In this course, you will learn all the standard topics that are taught in typical undergraduate linear algebra courses all over the world, but using our unique method, you'll also get more! LAFF was developed following the syllabus of an introductory linear algebra course at The University of Texas at Austin taught by Professor Robert van de Geijn, an expert on high performance linear algebra libraries. Through short videos, exercises, visualizations, and programming assignments, you will study Vector and Matrix Operations, Linear Transformations, Solving Systems of Equations, Vector Spaces, Linear Least-Squares, and Eigenvalues and Eigenvectors. In addition, you will get a glimpse of cutting edge research on the development of linear algebra libraries, which are used throughout computational science.

What you'll learn

  • The connection between linear transformations, matrices, and systems of linear equations
  • Partitioning methods and special characteristics of triangular, symmetric, diagonal, and invertible matrices
  • A variety of algorithms for matrix and vector operations and for solving systems of equations
  • Vector spaces, subspaces, and various characterizations of linear independence
  • Orthogonality, linear least-squares, projections, bases, and low rank approximations
  • Eigenvalues and eigenvectors
  • How to create a small library of basic linear algebra functions

Additional information

Maggie Myers Dr.

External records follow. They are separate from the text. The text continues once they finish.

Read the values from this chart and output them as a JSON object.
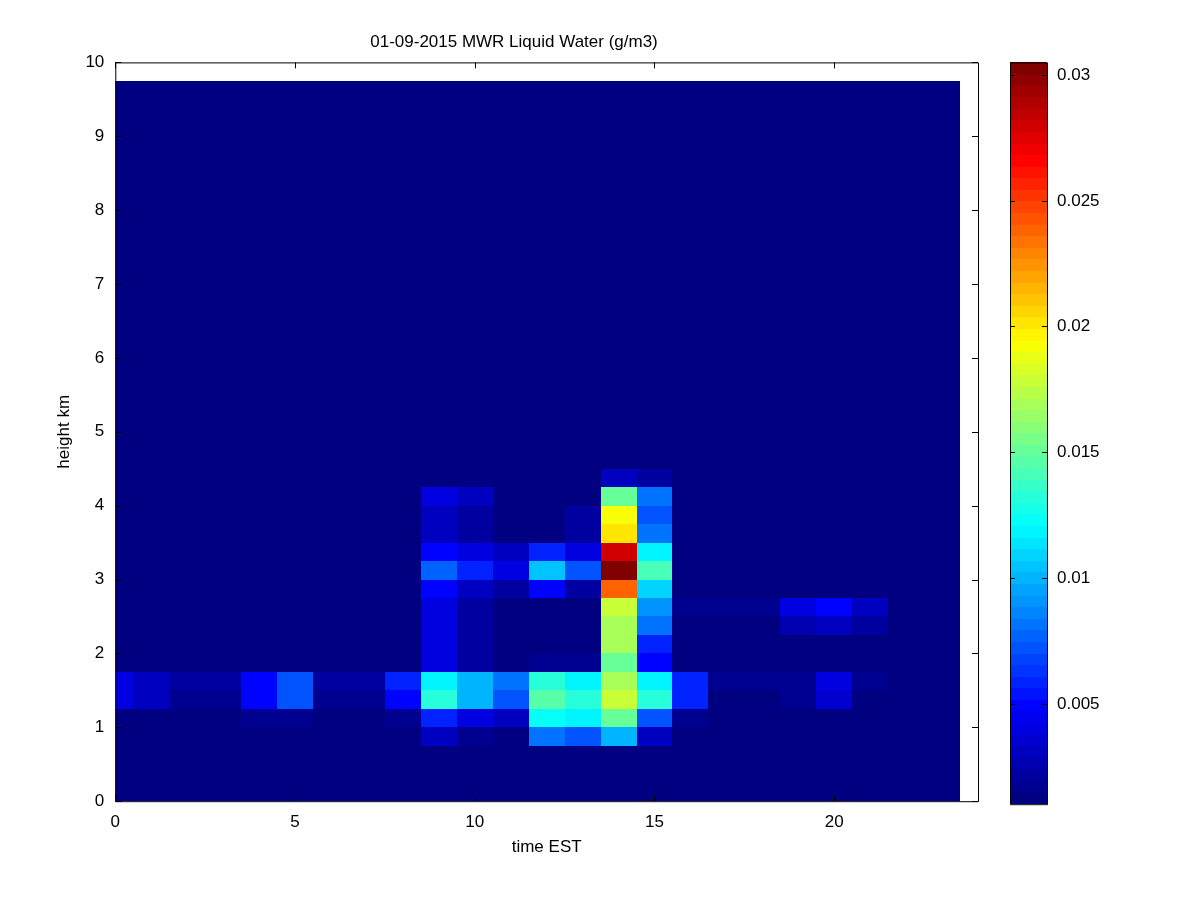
{
  "chart_data": {
    "type": "heatmap",
    "title": "01-09-2015 MWR Liquid Water (g/m3)",
    "xlabel": "time EST",
    "ylabel": "height km",
    "x": [
      0,
      1,
      2,
      3,
      4,
      5,
      6,
      7,
      8,
      9,
      10,
      11,
      12,
      13,
      14,
      15,
      16,
      17,
      18,
      19,
      20,
      21,
      22,
      23
    ],
    "y": [
      9.625,
      9.375,
      9.125,
      8.875,
      8.625,
      8.375,
      8.125,
      7.875,
      7.625,
      7.375,
      7.125,
      6.875,
      6.625,
      6.375,
      6.125,
      5.875,
      5.625,
      5.375,
      5.125,
      4.875,
      4.625,
      4.375,
      4.125,
      3.875,
      3.625,
      3.375,
      3.125,
      2.875,
      2.625,
      2.375,
      2.125,
      1.875,
      1.625,
      1.375,
      1.125,
      0.875,
      0.625,
      0.375,
      0.125
    ],
    "xlim": [
      0,
      24
    ],
    "xticks": [
      0,
      5,
      10,
      15,
      20
    ],
    "ylim": [
      0,
      10
    ],
    "yticks": [
      0,
      1,
      2,
      3,
      4,
      5,
      6,
      7,
      8,
      9,
      10
    ],
    "clim": [
      0.001,
      0.0305
    ],
    "cticks": [
      0.005,
      0.01,
      0.015,
      0.02,
      0.025,
      0.03
    ],
    "cells": [
      [
        0.001,
        0.001,
        0.001,
        0.001,
        0.001,
        0.001,
        0.001,
        0.001,
        0.001,
        0.001,
        0.001,
        0.001,
        0.001,
        0.001,
        0.001,
        0.001,
        0.001,
        0.001,
        0.001,
        0.001,
        0.001,
        0.001,
        0.001,
        0.001
      ],
      [
        0.001,
        0.001,
        0.001,
        0.001,
        0.001,
        0.001,
        0.001,
        0.001,
        0.001,
        0.001,
        0.001,
        0.001,
        0.001,
        0.001,
        0.001,
        0.001,
        0.001,
        0.001,
        0.001,
        0.001,
        0.001,
        0.001,
        0.001,
        0.001
      ],
      [
        0.001,
        0.001,
        0.001,
        0.001,
        0.001,
        0.001,
        0.001,
        0.001,
        0.001,
        0.001,
        0.001,
        0.001,
        0.001,
        0.001,
        0.001,
        0.001,
        0.001,
        0.001,
        0.001,
        0.001,
        0.001,
        0.001,
        0.001,
        0.001
      ],
      [
        0.001,
        0.001,
        0.001,
        0.001,
        0.001,
        0.001,
        0.001,
        0.001,
        0.001,
        0.001,
        0.001,
        0.001,
        0.001,
        0.001,
        0.001,
        0.001,
        0.001,
        0.001,
        0.001,
        0.001,
        0.001,
        0.001,
        0.001,
        0.001
      ],
      [
        0.001,
        0.001,
        0.001,
        0.001,
        0.001,
        0.001,
        0.001,
        0.001,
        0.001,
        0.001,
        0.001,
        0.001,
        0.001,
        0.001,
        0.001,
        0.001,
        0.001,
        0.001,
        0.001,
        0.001,
        0.001,
        0.001,
        0.001,
        0.001
      ],
      [
        0.001,
        0.001,
        0.001,
        0.001,
        0.001,
        0.001,
        0.001,
        0.001,
        0.001,
        0.001,
        0.001,
        0.001,
        0.001,
        0.001,
        0.001,
        0.001,
        0.001,
        0.001,
        0.001,
        0.001,
        0.001,
        0.001,
        0.001,
        0.001
      ],
      [
        0.001,
        0.001,
        0.001,
        0.001,
        0.001,
        0.001,
        0.001,
        0.001,
        0.001,
        0.001,
        0.001,
        0.001,
        0.001,
        0.001,
        0.001,
        0.001,
        0.001,
        0.001,
        0.001,
        0.001,
        0.001,
        0.001,
        0.001,
        0.001
      ],
      [
        0.001,
        0.001,
        0.001,
        0.001,
        0.001,
        0.001,
        0.001,
        0.001,
        0.001,
        0.001,
        0.001,
        0.001,
        0.001,
        0.001,
        0.001,
        0.001,
        0.001,
        0.001,
        0.001,
        0.001,
        0.001,
        0.001,
        0.001,
        0.001
      ],
      [
        0.001,
        0.001,
        0.001,
        0.001,
        0.001,
        0.001,
        0.001,
        0.001,
        0.001,
        0.001,
        0.001,
        0.001,
        0.001,
        0.001,
        0.001,
        0.001,
        0.001,
        0.001,
        0.001,
        0.001,
        0.001,
        0.001,
        0.001,
        0.001
      ],
      [
        0.001,
        0.001,
        0.001,
        0.001,
        0.001,
        0.001,
        0.001,
        0.001,
        0.001,
        0.001,
        0.001,
        0.001,
        0.001,
        0.001,
        0.001,
        0.001,
        0.001,
        0.001,
        0.001,
        0.001,
        0.001,
        0.001,
        0.001,
        0.001
      ],
      [
        0.001,
        0.001,
        0.001,
        0.001,
        0.001,
        0.001,
        0.001,
        0.001,
        0.001,
        0.001,
        0.001,
        0.001,
        0.001,
        0.001,
        0.001,
        0.001,
        0.001,
        0.001,
        0.001,
        0.001,
        0.001,
        0.001,
        0.001,
        0.001
      ],
      [
        0.001,
        0.001,
        0.001,
        0.001,
        0.001,
        0.001,
        0.001,
        0.001,
        0.001,
        0.001,
        0.001,
        0.001,
        0.001,
        0.001,
        0.001,
        0.001,
        0.001,
        0.001,
        0.001,
        0.001,
        0.001,
        0.001,
        0.001,
        0.001
      ],
      [
        0.001,
        0.001,
        0.001,
        0.001,
        0.001,
        0.001,
        0.001,
        0.001,
        0.001,
        0.001,
        0.001,
        0.001,
        0.001,
        0.001,
        0.001,
        0.001,
        0.001,
        0.001,
        0.001,
        0.001,
        0.001,
        0.001,
        0.001,
        0.001
      ],
      [
        0.001,
        0.001,
        0.001,
        0.001,
        0.001,
        0.001,
        0.001,
        0.001,
        0.001,
        0.001,
        0.001,
        0.001,
        0.001,
        0.001,
        0.001,
        0.001,
        0.001,
        0.001,
        0.001,
        0.001,
        0.001,
        0.001,
        0.001,
        0.001
      ],
      [
        0.001,
        0.001,
        0.001,
        0.001,
        0.001,
        0.001,
        0.001,
        0.001,
        0.001,
        0.001,
        0.001,
        0.001,
        0.001,
        0.001,
        0.001,
        0.001,
        0.001,
        0.001,
        0.001,
        0.001,
        0.001,
        0.001,
        0.001,
        0.001
      ],
      [
        0.001,
        0.001,
        0.001,
        0.001,
        0.001,
        0.001,
        0.001,
        0.001,
        0.001,
        0.001,
        0.001,
        0.001,
        0.001,
        0.001,
        0.001,
        0.001,
        0.001,
        0.001,
        0.001,
        0.001,
        0.001,
        0.001,
        0.001,
        0.001
      ],
      [
        0.001,
        0.001,
        0.001,
        0.001,
        0.001,
        0.001,
        0.001,
        0.001,
        0.001,
        0.001,
        0.001,
        0.001,
        0.001,
        0.001,
        0.001,
        0.001,
        0.001,
        0.001,
        0.001,
        0.001,
        0.001,
        0.001,
        0.001,
        0.001
      ],
      [
        0.001,
        0.001,
        0.001,
        0.001,
        0.001,
        0.001,
        0.001,
        0.001,
        0.001,
        0.001,
        0.001,
        0.001,
        0.001,
        0.001,
        0.001,
        0.001,
        0.001,
        0.001,
        0.001,
        0.001,
        0.001,
        0.001,
        0.001,
        0.001
      ],
      [
        0.001,
        0.001,
        0.001,
        0.001,
        0.001,
        0.001,
        0.001,
        0.001,
        0.001,
        0.001,
        0.001,
        0.001,
        0.001,
        0.001,
        0.001,
        0.001,
        0.001,
        0.001,
        0.001,
        0.001,
        0.001,
        0.001,
        0.001,
        0.001
      ],
      [
        0.001,
        0.001,
        0.001,
        0.001,
        0.001,
        0.001,
        0.001,
        0.001,
        0.001,
        0.001,
        0.001,
        0.001,
        0.001,
        0.001,
        0.001,
        0.001,
        0.001,
        0.001,
        0.001,
        0.001,
        0.001,
        0.001,
        0.001,
        0.001
      ],
      [
        0.001,
        0.001,
        0.001,
        0.001,
        0.001,
        0.001,
        0.001,
        0.001,
        0.001,
        0.001,
        0.001,
        0.001,
        0.001,
        0.001,
        0.001,
        0.001,
        0.001,
        0.001,
        0.001,
        0.001,
        0.001,
        0.001,
        0.001,
        0.001
      ],
      [
        0.001,
        0.001,
        0.001,
        0.001,
        0.001,
        0.001,
        0.001,
        0.001,
        0.001,
        0.001,
        0.001,
        0.001,
        0.001,
        0.001,
        0.003,
        0.002,
        0.001,
        0.001,
        0.001,
        0.001,
        0.001,
        0.001,
        0.001,
        0.001
      ],
      [
        0.001,
        0.001,
        0.001,
        0.001,
        0.001,
        0.001,
        0.001,
        0.001,
        0.001,
        0.004,
        0.003,
        0.001,
        0.001,
        0.001,
        0.015,
        0.008,
        0.001,
        0.001,
        0.001,
        0.001,
        0.001,
        0.001,
        0.001,
        0.001
      ],
      [
        0.001,
        0.001,
        0.001,
        0.001,
        0.001,
        0.001,
        0.001,
        0.001,
        0.001,
        0.003,
        0.002,
        0.001,
        0.001,
        0.002,
        0.019,
        0.007,
        0.001,
        0.001,
        0.001,
        0.001,
        0.001,
        0.001,
        0.001,
        0.001
      ],
      [
        0.001,
        0.001,
        0.001,
        0.001,
        0.001,
        0.001,
        0.001,
        0.001,
        0.001,
        0.003,
        0.002,
        0.001,
        0.001,
        0.002,
        0.02,
        0.008,
        0.001,
        0.001,
        0.001,
        0.001,
        0.001,
        0.001,
        0.001,
        0.001
      ],
      [
        0.001,
        0.001,
        0.001,
        0.001,
        0.001,
        0.001,
        0.001,
        0.001,
        0.001,
        0.005,
        0.004,
        0.003,
        0.006,
        0.004,
        0.028,
        0.012,
        0.001,
        0.001,
        0.001,
        0.001,
        0.001,
        0.001,
        0.001,
        0.001
      ],
      [
        0.001,
        0.001,
        0.001,
        0.001,
        0.001,
        0.001,
        0.001,
        0.001,
        0.001,
        0.0075,
        0.006,
        0.004,
        0.0105,
        0.007,
        0.0305,
        0.014,
        0.001,
        0.001,
        0.001,
        0.001,
        0.001,
        0.001,
        0.001,
        0.001
      ],
      [
        0.001,
        0.001,
        0.001,
        0.001,
        0.001,
        0.001,
        0.001,
        0.001,
        0.001,
        0.005,
        0.003,
        0.002,
        0.005,
        0.002,
        0.024,
        0.011,
        0.001,
        0.001,
        0.001,
        0.001,
        0.001,
        0.001,
        0.001,
        0.001
      ],
      [
        0.001,
        0.001,
        0.001,
        0.001,
        0.001,
        0.001,
        0.001,
        0.001,
        0.001,
        0.004,
        0.002,
        0.001,
        0.001,
        0.001,
        0.018,
        0.009,
        0.0015,
        0.0015,
        0.0015,
        0.004,
        0.005,
        0.003,
        0.001,
        0.001
      ],
      [
        0.001,
        0.001,
        0.001,
        0.001,
        0.001,
        0.001,
        0.001,
        0.001,
        0.001,
        0.004,
        0.002,
        0.001,
        0.001,
        0.001,
        0.017,
        0.008,
        0.001,
        0.001,
        0.001,
        0.0025,
        0.003,
        0.002,
        0.001,
        0.001
      ],
      [
        0.001,
        0.001,
        0.001,
        0.001,
        0.001,
        0.001,
        0.001,
        0.001,
        0.001,
        0.004,
        0.002,
        0.001,
        0.001,
        0.001,
        0.017,
        0.006,
        0.001,
        0.001,
        0.001,
        0.001,
        0.001,
        0.001,
        0.001,
        0.001
      ],
      [
        0.001,
        0.001,
        0.001,
        0.001,
        0.001,
        0.001,
        0.001,
        0.001,
        0.001,
        0.004,
        0.002,
        0.001,
        0.0015,
        0.0015,
        0.015,
        0.005,
        0.001,
        0.001,
        0.001,
        0.001,
        0.001,
        0.001,
        0.001,
        0.001
      ],
      [
        0.004,
        0.003,
        0.002,
        0.002,
        0.005,
        0.007,
        0.002,
        0.002,
        0.006,
        0.012,
        0.01,
        0.008,
        0.013,
        0.012,
        0.017,
        0.012,
        0.006,
        0.0015,
        0.0015,
        0.0015,
        0.004,
        0.0015,
        0.001,
        0.001
      ],
      [
        0.004,
        0.003,
        0.0015,
        0.0015,
        0.005,
        0.007,
        0.0015,
        0.0015,
        0.005,
        0.013,
        0.01,
        0.007,
        0.0145,
        0.013,
        0.018,
        0.013,
        0.006,
        0.001,
        0.001,
        0.0015,
        0.0035,
        0.001,
        0.001,
        0.001
      ],
      [
        0.001,
        0.001,
        0.001,
        0.001,
        0.0015,
        0.0015,
        0.001,
        0.001,
        0.0015,
        0.006,
        0.004,
        0.003,
        0.0125,
        0.012,
        0.015,
        0.007,
        0.0015,
        0.001,
        0.001,
        0.001,
        0.001,
        0.001,
        0.001,
        0.001
      ],
      [
        0.001,
        0.001,
        0.001,
        0.001,
        0.001,
        0.001,
        0.001,
        0.001,
        0.001,
        0.003,
        0.0015,
        0.001,
        0.008,
        0.007,
        0.01,
        0.003,
        0.001,
        0.001,
        0.001,
        0.001,
        0.001,
        0.001,
        0.001,
        0.001
      ],
      [
        0.001,
        0.001,
        0.001,
        0.001,
        0.001,
        0.001,
        0.001,
        0.001,
        0.001,
        0.001,
        0.001,
        0.001,
        0.001,
        0.001,
        0.001,
        0.001,
        0.001,
        0.001,
        0.001,
        0.001,
        0.001,
        0.001,
        0.001,
        0.001
      ],
      [
        0.001,
        0.001,
        0.001,
        0.001,
        0.001,
        0.001,
        0.001,
        0.001,
        0.001,
        0.001,
        0.001,
        0.001,
        0.001,
        0.001,
        0.001,
        0.001,
        0.001,
        0.001,
        0.001,
        0.001,
        0.001,
        0.001,
        0.001,
        0.001
      ],
      [
        0.001,
        0.001,
        0.001,
        0.001,
        0.001,
        0.001,
        0.001,
        0.001,
        0.001,
        0.001,
        0.001,
        0.001,
        0.001,
        0.001,
        0.001,
        0.001,
        0.001,
        0.001,
        0.001,
        0.001,
        0.001,
        0.001,
        0.001,
        0.001
      ]
    ]
  }
}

Maggie Myers is a lecturer for the Department of Computer Science and Division of Statistics and Scientific Computing. She currently teaches undergraduate and graduate courses in Bayesian Statistics. Her research activities range from informal learning opportunities in mathematics education to formal derivation of linear algebra algorithms. Earlier in her career she was a senior research scientist with the Charles A. Dana Center and consultant to the Southwest Educational Development Lab (SEDL). Her partnerships (in marriage and research) with Prof. van de Geijn have lasted for decades and seem to be surviving the development of this MOOC.